What Really Matters?



What should you Do?
Buying a home? 
The process can be stressful. A home inspection is supposed to give you peace of mind, but often has the opposite effect. You will be asked to absorb a lot of information in a short time. This often includes a written report, checklist, photographs, environmental reports and what the inspector himself says during the inspection. All this combined with the seller’s disclosure and what you notice yourself makes the experience even more overwhelming.
What should you do? Relax.
Most of your inspection will be maintenance recommendations, life expectancies and minor imperfections. These are nice to know about. However, the issues that really matter will fall into four categories:

1. Major defects. An example of this would be a structural failure.
2. Things that lead to major defects. A small roof-flashing leak, for example.
3. Things that may hinder your ability to finance, legally occupy or insure the home.
4. Safety hazards, such as an exposed, live buss bar at the electric panel.

Anything in these categories should be addressed. Often a serious problem can be corrected inexpensively to protect both life and property (especially in categories 2 and 4).
Most sellers are honest and are often surprised to learn of defects uncovered during an inspection. Realize that sellers are under no obligation to repair everything mentioned in the report.
No home is perfect.
Keep things in perspective. Do not kill your deal over things that do not matter. It is inappropriate to demand that a seller address deferred maintenance, conditions already listed on the seller’s disclosure or nit-picky items.


Should the Home Buyer Attend the Inspection?

We encourage your presence, particularly at the end of an inspection. We find this is an excellent opportunity for you to get a better feel for the home. At the end of our inspection, we will inform you of our findings. It is often difficult to fully convey certain information regarding a problem or concern through a written report. The ability to visually view specific problems is typically beneficial to the Buyer.
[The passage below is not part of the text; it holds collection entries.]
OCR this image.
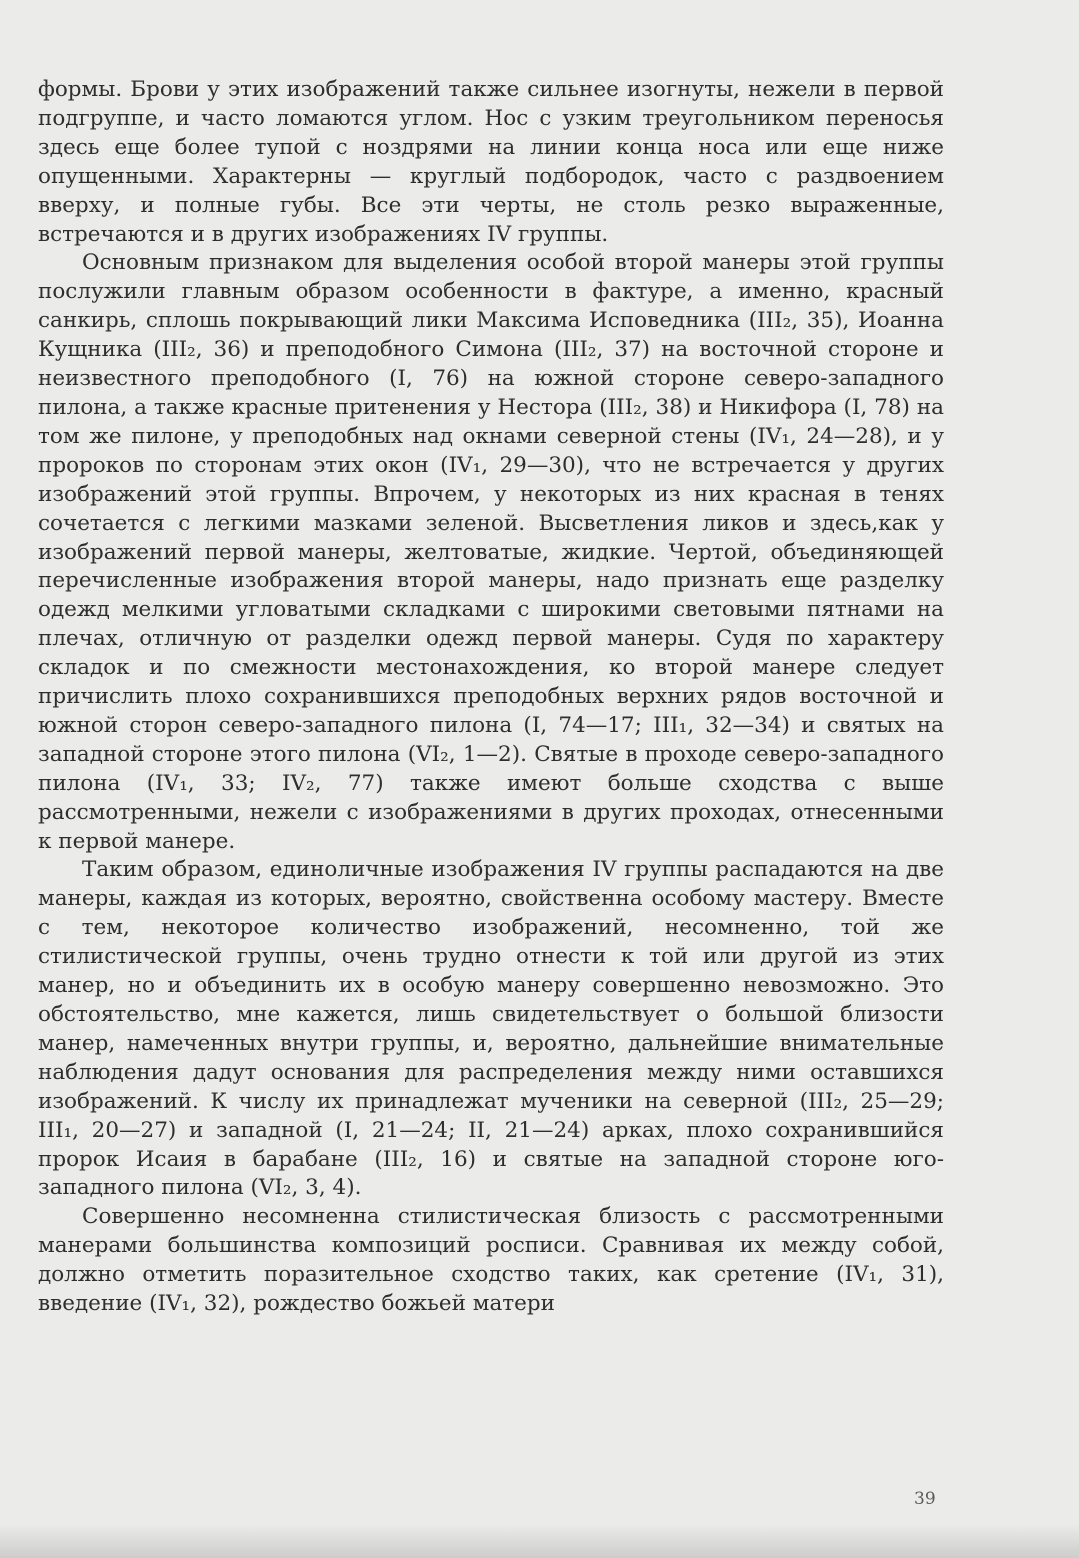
формы. Брови у этих изображений также сильнее изогнуты, нежели в первой подгруппе, и часто ломаются углом. Нос с узким треугольником переносья здесь еще более тупой с ноздрями на линии конца носа или еще ниже опущенными. Характерны — круглый подбородок, часто с раздвоением вверху, и полные губы. Все эти черты, не столь резко выраженные, встречаются и в других изображениях IV группы.

Основным признаком для выделения особой второй манеры этой группы послужили главным образом особенности в фактуре, а именно, красный санкирь, сплошь покрывающий лики Максима Исповедника (III₂, 35), Иоанна Кущника (III₂, 36) и преподобного Симона (III₂, 37) на восточной стороне и неизвестного преподобного (I, 76) на южной стороне северо-западного пилона, а также красные притенения у Нестора (III₂, 38) и Никифора (I, 78) на том же пилоне, у преподобных над окнами северной стены (IV₁, 24—28), и у пророков по сторонам этих окон (IV₁, 29—30), что не встречается у других изображений этой группы. Впрочем, у некоторых из них красная в тенях сочетается с легкими мазками зеленой. Высветления ликов и здесь,как у изображений первой манеры, желтоватые, жидкие. Чертой, объединяющей перечисленные изображения второй манеры, надо признать еще разделку одежд мелкими угловатыми складками с широкими световыми пятнами на плечах, отличную от разделки одежд первой манеры. Судя по характеру складок и по смежности местонахождения, ко второй манере следует причислить плохо сохранившихся преподобных верхних рядов восточной и южной сторон северо-западного пилона (I, 74—17; III₁, 32—34) и святых на западной стороне этого пилона (VI₂, 1—2). Святые в проходе северо-западного пилона (IV₁, 33; IV₂, 77) также имеют больше сходства с выше рассмотренными, нежели с изображениями в других проходах, отнесенными к первой манере.

Таким образом, единоличные изображения IV группы распадаются на две манеры, каждая из которых, вероятно, свойственна особому мастеру. Вместе с тем, некоторое количество изображений, несомненно, той же стилистической группы, очень трудно отнести к той или другой из этих манер, но и объединить их в особую манеру совершенно невозможно. Это обстоятельство, мне кажется, лишь свидетельствует о большой близости манер, намеченных внутри группы, и, вероятно, дальнейшие внимательные наблюдения дадут основания для распределения между ними оставшихся изображений. К числу их принадлежат мученики на северной (III₂, 25—29; III₁, 20—27) и западной (I, 21—24; II, 21—24) арках, плохо сохранившийся пророк Исаия в барабане (III₂, 16) и святые на западной стороне юго-западного пилона (VI₂, 3, 4).

Совершенно несомненна стилистическая близость с рассмотренными манерами большинства композиций росписи. Сравнивая их между собой, должно отметить поразительное сходство таких, как сретение (IV₁, 31), введение (IV₁, 32), рождество божьей матери

39
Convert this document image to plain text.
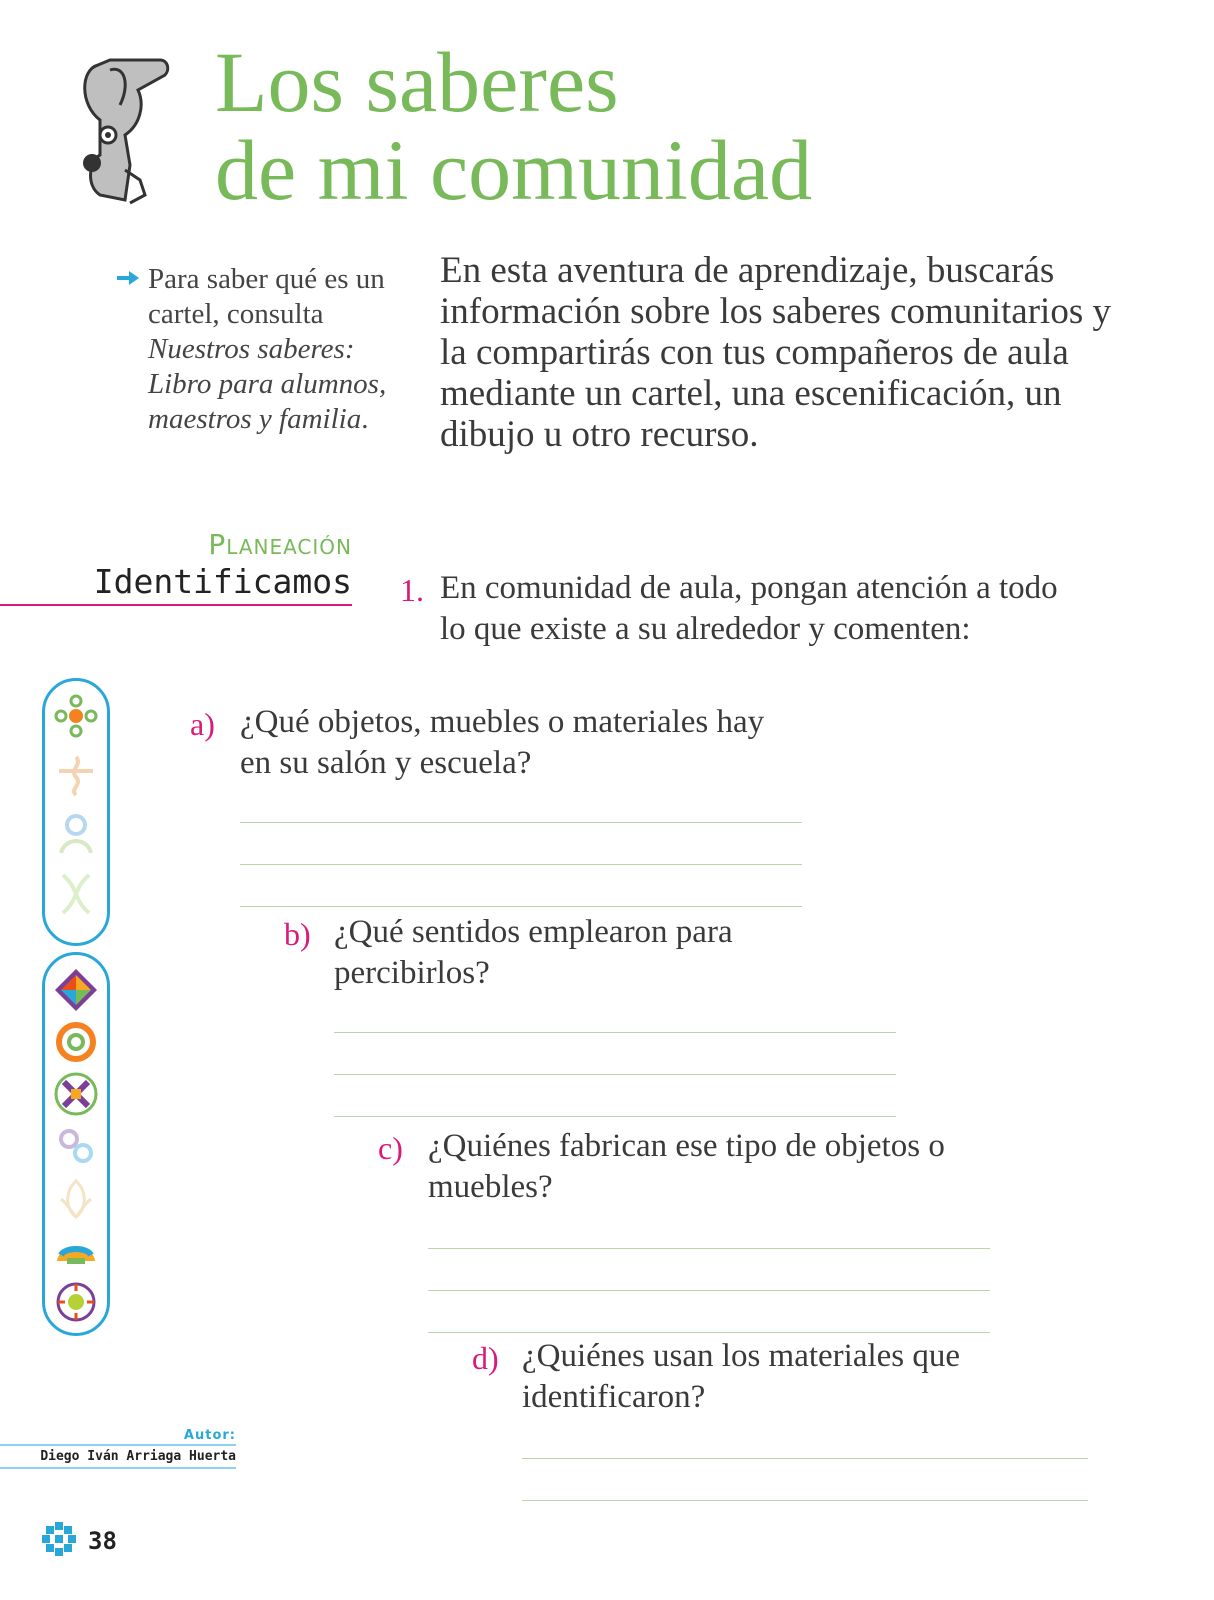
Los saberes
de mi comunidad
Para saber qué es un cartel, consulta Nuestros saberes: Libro para alumnos, maestros y familia.
En esta aventura de aprendizaje, buscarás información sobre los saberes comunitarios y la compartirás con tus compañeros de aula mediante un cartel, una escenificación, un dibujo u otro recurso.
Planeación
Identificamos 1. En comunidad de aula, pongan atención a todo lo que existe a su alrededor y comenten:
a) ¿Qué objetos, muebles o materiales hay en su salón y escuela?
b) ¿Qué sentidos emplearon para percibirlos?
c) ¿Quiénes fabrican ese tipo de objetos o muebles?
d) ¿Quiénes usan los materiales que identificaron?
Autor:
Diego Iván Arriaga Huerta
38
The conversation during this review between the Inspector and Buyer often adds additional insights and understanding of the house.


You had the home inspected and moved in but you find a problem.  What do you do?

Don’t automatically blame the inspector.  Sometimes things simply fail without warning.  Have you ever gotten into your car in the morning and it would not start.   It ran fine the day before.  The same thing can apply to items in your home.  If the inspector checks the temperatures of the air conditioner and they are within the normal range, he will note that the system was operating properly.  The compressor could still fail later that day.  Yes there are tests that may, in some cases, reveal that it is going to fail but these are beyond the scope of a home inspection.

That being said, call the inspector.  He may be able to give you some guidance.  It could be that the item was noted in the report but you simply overlooked it.  It may be that the item was not accessible for inspection.  It also could be something that he missed.  In any of these situations it is a good idea to contact the inspector.  It should be noted that most inspection agreements require that the inspector be given the opportunity to re-inspect the item in question or they will not accept any responsibility.

You will find that an experienced home inspector has a lot of knowledge about how things work and he may be able to help you solve the problem over the telephone.  Sometimes it may be as simple as resetting the circuit breaker.